In distributed systems authorization is incredibly difficult. At the scale of AWS it might as well be magic. AWS has a rich permissions model with changes to authorization bubbling through the infrastructure at sub-millisecond speed - while handling probably trillions of requests.

This and logging/accounting for billing are the two magic pieces of AWS that I'd love to see an article about.

Note that S3 does AA differently than other services, because the permissions are on the resource. I suspect that's for speed?




Keep in mind that S3 predates IAM by several years. So part of the reason that access to buckets/keys is special is because it was already in place by the time IAM came around.

Its likely persisted since than largely since removing the old model would be a difficult taks without potentially breaking a lot of customer's setup


Exactly.
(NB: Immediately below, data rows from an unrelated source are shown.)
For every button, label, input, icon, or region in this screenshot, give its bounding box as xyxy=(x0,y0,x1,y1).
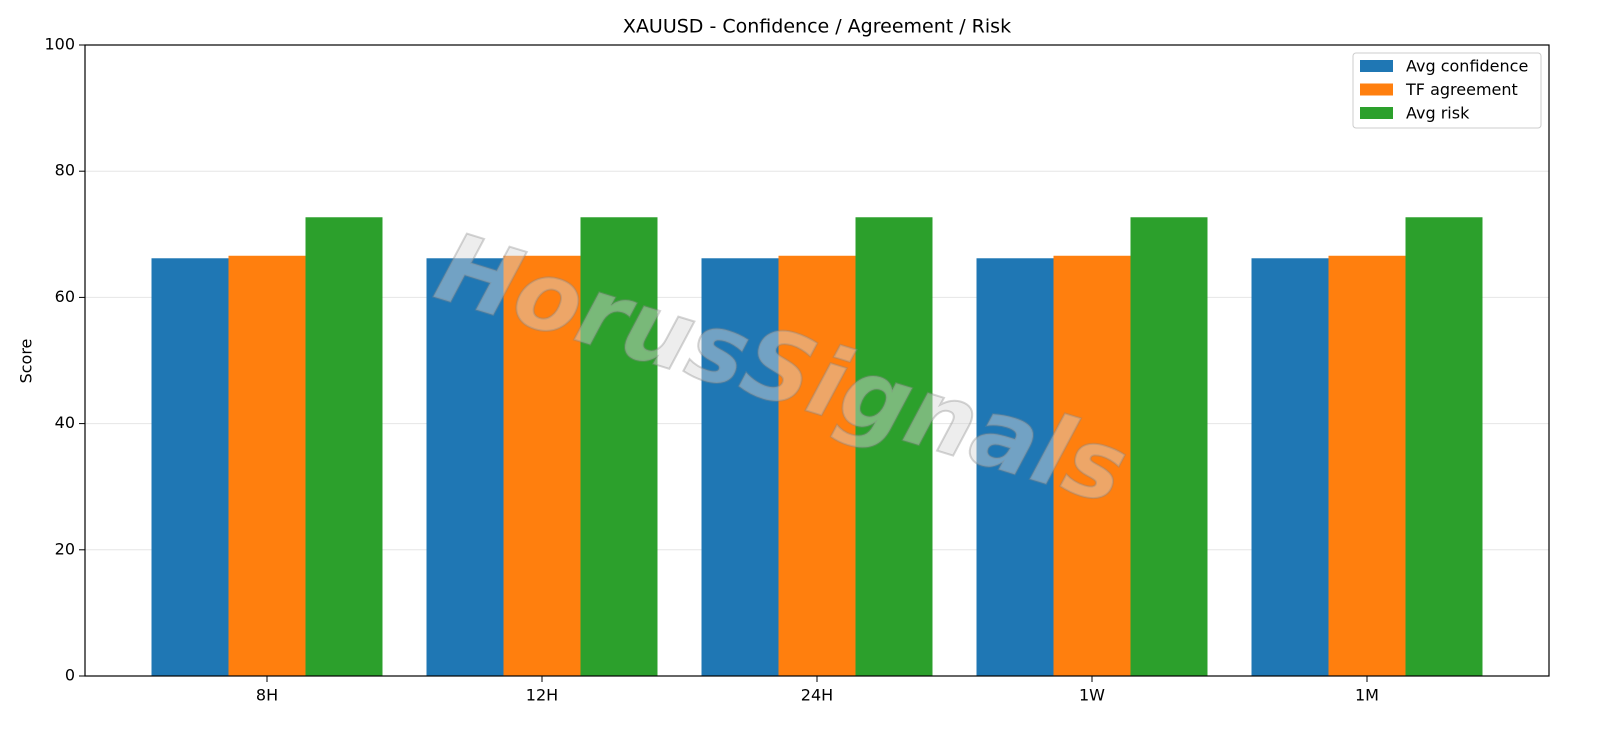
bar xyxy=(855,217,933,676)
x-tick-label: 1W xyxy=(1079,686,1105,705)
y-tick-label: 40 xyxy=(55,413,75,432)
bar xyxy=(701,258,779,676)
bar xyxy=(426,258,504,676)
bar xyxy=(151,258,229,676)
y-tick-label: 0 xyxy=(65,666,75,685)
bar xyxy=(1328,255,1406,676)
bar xyxy=(580,217,658,676)
bar xyxy=(976,258,1054,676)
y-axis-label: Score xyxy=(17,339,36,384)
y-tick-label: 80 xyxy=(55,161,75,180)
bar xyxy=(503,255,581,676)
bar xyxy=(1053,255,1131,676)
x-tick-label: 8H xyxy=(256,686,278,705)
bar xyxy=(1251,258,1329,676)
bar xyxy=(778,255,856,676)
bar xyxy=(1405,217,1483,676)
legend-swatch xyxy=(1360,60,1393,72)
plot-frame xyxy=(84,44,1550,677)
chart-title: XAUUSD - Confidence / Agreement / Risk xyxy=(623,16,1011,38)
legend-label: Avg confidence xyxy=(1406,57,1528,76)
bar xyxy=(1130,217,1208,676)
bar xyxy=(228,255,306,676)
bar xyxy=(305,217,383,676)
y-tick-label: 60 xyxy=(55,287,75,306)
x-tick-label: 24H xyxy=(801,686,833,705)
legend-swatch xyxy=(1360,83,1393,96)
legend-label: Avg risk xyxy=(1406,104,1470,123)
y-tick-label: 100 xyxy=(44,35,75,54)
legend-label: TF agreement xyxy=(1405,80,1518,99)
legend-swatch xyxy=(1360,107,1393,119)
x-tick-label: 1M xyxy=(1355,686,1379,705)
x-tick-label: 12H xyxy=(526,686,558,705)
legend-box xyxy=(1352,52,1542,129)
y-tick-label: 20 xyxy=(55,539,75,558)
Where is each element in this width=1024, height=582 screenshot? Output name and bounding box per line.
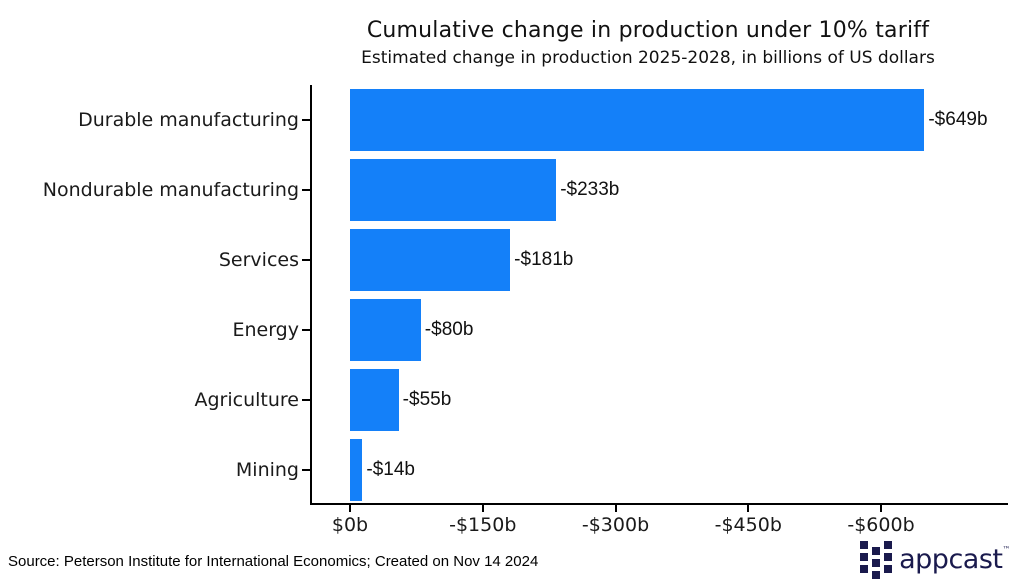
category-label-nondurable-manufacturing: Nondurable manufacturing — [42, 179, 299, 201]
category-label-durable-manufacturing: Durable manufacturing — [78, 109, 299, 131]
category-label-agriculture: Agriculture — [194, 389, 300, 411]
appcast-logo-text: appcast™ — [899, 544, 1011, 575]
logo-col-left — [860, 541, 869, 579]
bar-value-label-nondurable-manufacturing: -$233b — [560, 179, 620, 200]
bar-value-label-durable-manufacturing: -$649b — [928, 109, 988, 130]
bar-mining — [350, 439, 363, 501]
bar-durable-manufacturing — [350, 89, 925, 151]
bar-value-label-mining: -$14b — [366, 459, 415, 480]
x-axis-tick-label: -$600b — [847, 514, 915, 536]
appcast-logo-icon — [860, 541, 893, 579]
x-axis-tick — [481, 505, 484, 512]
y-axis-tick — [302, 399, 310, 401]
y-axis-tick — [302, 469, 310, 471]
x-axis-tick-label: -$450b — [714, 514, 782, 536]
logo-col-right — [884, 541, 893, 579]
x-axis-tick — [614, 505, 617, 512]
category-label-energy: Energy — [232, 319, 299, 341]
category-label-mining: Mining — [235, 459, 299, 481]
chart-subtitle: Estimated change in production 2025-2028… — [361, 48, 935, 68]
x-axis-tick — [880, 505, 882, 512]
category-label-services: Services — [218, 249, 299, 271]
plot-area — [310, 85, 1008, 505]
y-axis-tick — [302, 189, 310, 191]
chart-title: Cumulative change in production under 10… — [366, 18, 930, 43]
bar-services — [350, 229, 511, 291]
logo-col-middle — [872, 547, 881, 579]
trademark-symbol: ™ — [1002, 545, 1011, 554]
bar-value-label-agriculture: -$55b — [402, 389, 452, 410]
appcast-logo: appcast™ — [860, 541, 1010, 579]
y-axis-tick — [302, 259, 310, 261]
bar-agriculture — [350, 369, 399, 431]
bar-energy — [350, 299, 421, 361]
x-axis-tick-label: -$150b — [449, 514, 517, 536]
source-note: Source: Peterson Institute for Internati… — [8, 553, 539, 570]
bar-nondurable-manufacturing — [350, 159, 557, 221]
x-axis-tick-label: -$300b — [581, 514, 650, 536]
y-axis-tick — [302, 119, 310, 121]
bar-value-label-services: -$181b — [514, 249, 574, 270]
bar-value-label-energy: -$80b — [424, 319, 474, 340]
x-axis-tick — [747, 505, 750, 512]
y-axis-tick — [302, 329, 310, 331]
x-axis-tick — [349, 505, 351, 512]
x-axis-tick-label: $0b — [331, 514, 369, 536]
This difference makes it easier to (1)understand how IAM works, and (2) how the s3 works...because IAM and S3 work together, but in a different way than the other services.

I heard that AA is done via asics, but resource-level permissions implies that authorization is done at the local level for s3. To me that implies that the system extracts S3 permissions from IAM and sends them downstream s3, which get merged with stuff that s3 manages.

I guess that occurs when permissions are saved up in IAM world. At some point those need to be joined against a principal somewhere, as roles can exist without assignment.

Again, it's be so interesting to see how this is done IRL.